Volví a describírselo: la pared llena de fotos, los reveladores comentarios que Paul había escrito saliendo de la boca de Ulrich.

– Esas cosas que dices que él se llevó de tu consulta, Rhea, estaban todas allí, colocadas alrededor de fotos tuyas.

– Me gustaría verlo -dijo Don-. Quizás haya alguna prueba crucial que haya escapado a tu atención.

– Si quieres vete a verlo y que te aproveche -le dije-. Una vez ya ha sido suficiente para mí.
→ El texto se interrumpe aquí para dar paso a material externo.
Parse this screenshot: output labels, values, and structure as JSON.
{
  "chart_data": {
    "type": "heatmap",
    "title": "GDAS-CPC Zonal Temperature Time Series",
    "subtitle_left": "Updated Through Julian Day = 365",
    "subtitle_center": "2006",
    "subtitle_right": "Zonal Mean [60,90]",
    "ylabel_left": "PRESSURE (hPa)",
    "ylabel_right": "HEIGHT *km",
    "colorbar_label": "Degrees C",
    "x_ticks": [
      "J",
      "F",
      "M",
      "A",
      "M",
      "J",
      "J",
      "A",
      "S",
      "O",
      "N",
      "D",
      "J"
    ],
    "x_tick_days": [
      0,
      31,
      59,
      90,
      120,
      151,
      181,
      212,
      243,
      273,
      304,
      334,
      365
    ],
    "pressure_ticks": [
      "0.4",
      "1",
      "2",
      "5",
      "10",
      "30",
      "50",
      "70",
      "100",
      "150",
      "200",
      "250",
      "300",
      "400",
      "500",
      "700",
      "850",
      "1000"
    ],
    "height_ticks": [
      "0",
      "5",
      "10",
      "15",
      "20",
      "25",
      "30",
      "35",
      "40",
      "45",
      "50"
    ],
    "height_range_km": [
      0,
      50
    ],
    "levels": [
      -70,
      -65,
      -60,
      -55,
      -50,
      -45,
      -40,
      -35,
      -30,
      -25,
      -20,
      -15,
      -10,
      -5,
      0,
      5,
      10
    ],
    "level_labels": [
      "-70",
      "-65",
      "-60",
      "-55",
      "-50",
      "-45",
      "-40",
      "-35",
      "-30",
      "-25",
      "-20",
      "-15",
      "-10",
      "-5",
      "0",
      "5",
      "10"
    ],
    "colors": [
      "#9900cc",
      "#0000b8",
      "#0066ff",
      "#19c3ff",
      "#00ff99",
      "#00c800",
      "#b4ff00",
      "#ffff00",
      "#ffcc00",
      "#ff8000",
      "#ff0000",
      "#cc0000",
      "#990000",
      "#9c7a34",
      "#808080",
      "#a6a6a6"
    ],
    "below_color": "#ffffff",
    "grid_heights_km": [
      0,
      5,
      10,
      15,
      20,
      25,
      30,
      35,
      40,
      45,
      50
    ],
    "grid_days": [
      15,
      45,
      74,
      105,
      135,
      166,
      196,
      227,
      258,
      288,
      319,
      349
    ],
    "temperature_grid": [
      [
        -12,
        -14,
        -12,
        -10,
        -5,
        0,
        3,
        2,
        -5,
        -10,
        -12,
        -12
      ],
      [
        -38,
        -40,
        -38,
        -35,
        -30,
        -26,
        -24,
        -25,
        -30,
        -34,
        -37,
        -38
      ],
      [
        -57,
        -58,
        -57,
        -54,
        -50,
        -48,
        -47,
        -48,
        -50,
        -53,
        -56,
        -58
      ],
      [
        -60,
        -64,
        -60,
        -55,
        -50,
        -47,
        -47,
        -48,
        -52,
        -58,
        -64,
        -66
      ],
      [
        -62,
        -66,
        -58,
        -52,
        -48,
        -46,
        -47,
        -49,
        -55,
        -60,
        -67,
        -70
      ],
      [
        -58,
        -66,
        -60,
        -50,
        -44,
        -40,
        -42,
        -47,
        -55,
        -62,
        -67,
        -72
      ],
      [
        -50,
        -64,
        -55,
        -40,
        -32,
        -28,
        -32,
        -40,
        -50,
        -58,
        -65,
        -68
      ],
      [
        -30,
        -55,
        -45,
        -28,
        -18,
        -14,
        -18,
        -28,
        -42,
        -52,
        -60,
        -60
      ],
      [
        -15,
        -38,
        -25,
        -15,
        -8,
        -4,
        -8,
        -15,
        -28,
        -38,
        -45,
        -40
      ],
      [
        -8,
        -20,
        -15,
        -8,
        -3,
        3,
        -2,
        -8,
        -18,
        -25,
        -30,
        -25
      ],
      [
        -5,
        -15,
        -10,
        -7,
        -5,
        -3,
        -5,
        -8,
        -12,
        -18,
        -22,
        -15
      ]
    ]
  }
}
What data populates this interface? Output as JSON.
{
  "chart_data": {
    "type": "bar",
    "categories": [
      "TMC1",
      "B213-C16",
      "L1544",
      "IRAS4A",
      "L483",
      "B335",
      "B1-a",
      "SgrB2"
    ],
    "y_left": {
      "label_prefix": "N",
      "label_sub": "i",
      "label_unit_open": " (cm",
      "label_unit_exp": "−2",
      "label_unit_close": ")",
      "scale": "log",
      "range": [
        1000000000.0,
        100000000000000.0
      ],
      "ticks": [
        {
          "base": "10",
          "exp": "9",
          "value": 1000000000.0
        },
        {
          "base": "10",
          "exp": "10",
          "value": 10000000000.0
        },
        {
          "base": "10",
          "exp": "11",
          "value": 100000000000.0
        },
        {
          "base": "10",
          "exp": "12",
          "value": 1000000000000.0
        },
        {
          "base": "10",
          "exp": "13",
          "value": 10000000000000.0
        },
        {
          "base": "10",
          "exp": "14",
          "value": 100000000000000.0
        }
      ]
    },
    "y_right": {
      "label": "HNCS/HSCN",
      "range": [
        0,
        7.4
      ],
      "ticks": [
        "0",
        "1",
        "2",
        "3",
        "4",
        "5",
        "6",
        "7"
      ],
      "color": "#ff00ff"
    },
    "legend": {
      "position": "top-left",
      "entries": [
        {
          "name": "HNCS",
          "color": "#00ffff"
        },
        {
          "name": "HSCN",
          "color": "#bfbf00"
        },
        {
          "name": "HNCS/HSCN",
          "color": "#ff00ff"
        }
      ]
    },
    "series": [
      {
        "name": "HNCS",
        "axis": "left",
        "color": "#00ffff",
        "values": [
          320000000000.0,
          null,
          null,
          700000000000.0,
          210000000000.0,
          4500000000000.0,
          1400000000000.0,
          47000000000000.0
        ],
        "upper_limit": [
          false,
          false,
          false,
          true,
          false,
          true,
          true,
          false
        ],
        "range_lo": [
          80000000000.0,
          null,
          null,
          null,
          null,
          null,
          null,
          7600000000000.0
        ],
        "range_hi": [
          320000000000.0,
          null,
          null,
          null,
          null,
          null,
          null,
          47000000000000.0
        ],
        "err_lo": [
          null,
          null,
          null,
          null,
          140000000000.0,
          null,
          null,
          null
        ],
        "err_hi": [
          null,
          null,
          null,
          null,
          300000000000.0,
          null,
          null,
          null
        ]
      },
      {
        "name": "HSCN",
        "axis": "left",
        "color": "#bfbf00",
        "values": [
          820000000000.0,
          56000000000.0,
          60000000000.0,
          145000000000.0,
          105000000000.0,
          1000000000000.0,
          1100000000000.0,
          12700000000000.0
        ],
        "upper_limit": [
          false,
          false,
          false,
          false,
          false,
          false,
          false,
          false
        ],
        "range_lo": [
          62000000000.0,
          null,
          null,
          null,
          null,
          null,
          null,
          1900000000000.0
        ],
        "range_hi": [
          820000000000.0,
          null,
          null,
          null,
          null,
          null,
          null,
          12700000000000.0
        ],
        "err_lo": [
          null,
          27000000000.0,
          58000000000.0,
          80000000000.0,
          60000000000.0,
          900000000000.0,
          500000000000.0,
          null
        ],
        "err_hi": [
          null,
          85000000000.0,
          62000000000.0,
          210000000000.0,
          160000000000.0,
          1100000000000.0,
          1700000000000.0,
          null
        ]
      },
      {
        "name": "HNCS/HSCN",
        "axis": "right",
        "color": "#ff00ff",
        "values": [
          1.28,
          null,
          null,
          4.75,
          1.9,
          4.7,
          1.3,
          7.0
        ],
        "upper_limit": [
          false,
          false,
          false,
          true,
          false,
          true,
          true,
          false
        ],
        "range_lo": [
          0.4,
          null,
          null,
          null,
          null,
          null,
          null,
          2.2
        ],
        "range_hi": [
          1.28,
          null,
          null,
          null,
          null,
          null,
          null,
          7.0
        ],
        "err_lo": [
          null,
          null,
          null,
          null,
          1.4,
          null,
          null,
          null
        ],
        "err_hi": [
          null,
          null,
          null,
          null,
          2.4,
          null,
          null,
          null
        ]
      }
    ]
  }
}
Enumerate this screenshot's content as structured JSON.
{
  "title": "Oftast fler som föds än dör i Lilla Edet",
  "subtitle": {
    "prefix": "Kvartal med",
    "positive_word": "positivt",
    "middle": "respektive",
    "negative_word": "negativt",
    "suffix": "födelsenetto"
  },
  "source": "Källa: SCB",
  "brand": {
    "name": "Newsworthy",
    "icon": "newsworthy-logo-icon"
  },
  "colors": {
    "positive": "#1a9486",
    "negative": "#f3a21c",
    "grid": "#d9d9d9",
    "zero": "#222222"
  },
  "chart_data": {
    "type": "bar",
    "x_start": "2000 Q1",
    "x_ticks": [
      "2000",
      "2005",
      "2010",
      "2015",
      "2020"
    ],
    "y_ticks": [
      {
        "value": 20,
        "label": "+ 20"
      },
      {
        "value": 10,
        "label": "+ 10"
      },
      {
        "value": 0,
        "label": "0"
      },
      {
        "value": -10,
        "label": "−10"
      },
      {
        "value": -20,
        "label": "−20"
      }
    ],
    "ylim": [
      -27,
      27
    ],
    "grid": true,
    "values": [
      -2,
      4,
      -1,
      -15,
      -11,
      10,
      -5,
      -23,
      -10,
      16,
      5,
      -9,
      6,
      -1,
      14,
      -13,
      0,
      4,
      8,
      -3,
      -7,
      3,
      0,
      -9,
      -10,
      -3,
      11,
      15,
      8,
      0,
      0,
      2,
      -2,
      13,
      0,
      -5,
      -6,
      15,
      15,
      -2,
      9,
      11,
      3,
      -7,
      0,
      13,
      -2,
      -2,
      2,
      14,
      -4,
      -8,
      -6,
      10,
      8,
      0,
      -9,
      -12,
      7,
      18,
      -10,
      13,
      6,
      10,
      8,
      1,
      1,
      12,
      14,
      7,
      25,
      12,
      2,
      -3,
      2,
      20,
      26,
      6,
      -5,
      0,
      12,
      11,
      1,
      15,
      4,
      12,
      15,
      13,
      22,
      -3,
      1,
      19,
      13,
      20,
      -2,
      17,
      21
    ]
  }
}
– Ninguno de los dos tiene derecho a violar la intimidad de Paul y entrar en su casa -dijo Rhea fríamente-. Todos los pacientes idealizan de algún modo a sus psicólogos. Ulrich era un padre tan monstruoso que Paul me yuxtapone a él como si yo fuese la madre ideal que nunca tuvo. Y en cuanto al haber entrado en su casa, Vic, esta mañana me llamaste para pedirme su dirección. ¿Por qué lo hiciste si sabías dónde vivía? ¿Y quién te abrió la puerta si ya le habían disparado cuando llegaste? ¿Estás segura de que no fuiste tú la mujer que lo disparó, enfurecida porque él intentaba demostrar su parentesco con tus amigos?

– Yo no lo disparé a ese necio, a pesar de que ha sido un quebradero de cabeza -dije suavemente, pero echando chispas por los ojos-. Pero ahora cuento con manchas de su sangre en mi ropa y puedo mandarla para que le hagan la prueba del ADN. Eso servirá para demostrar, de una vez por todas, si está emparentado o no con Max, con Cari o con Lotty.

Rhea se quedó mirándome, espantada. La aparté con un gesto brusco y me marché antes de que ella o Don pudiesen decir palabra.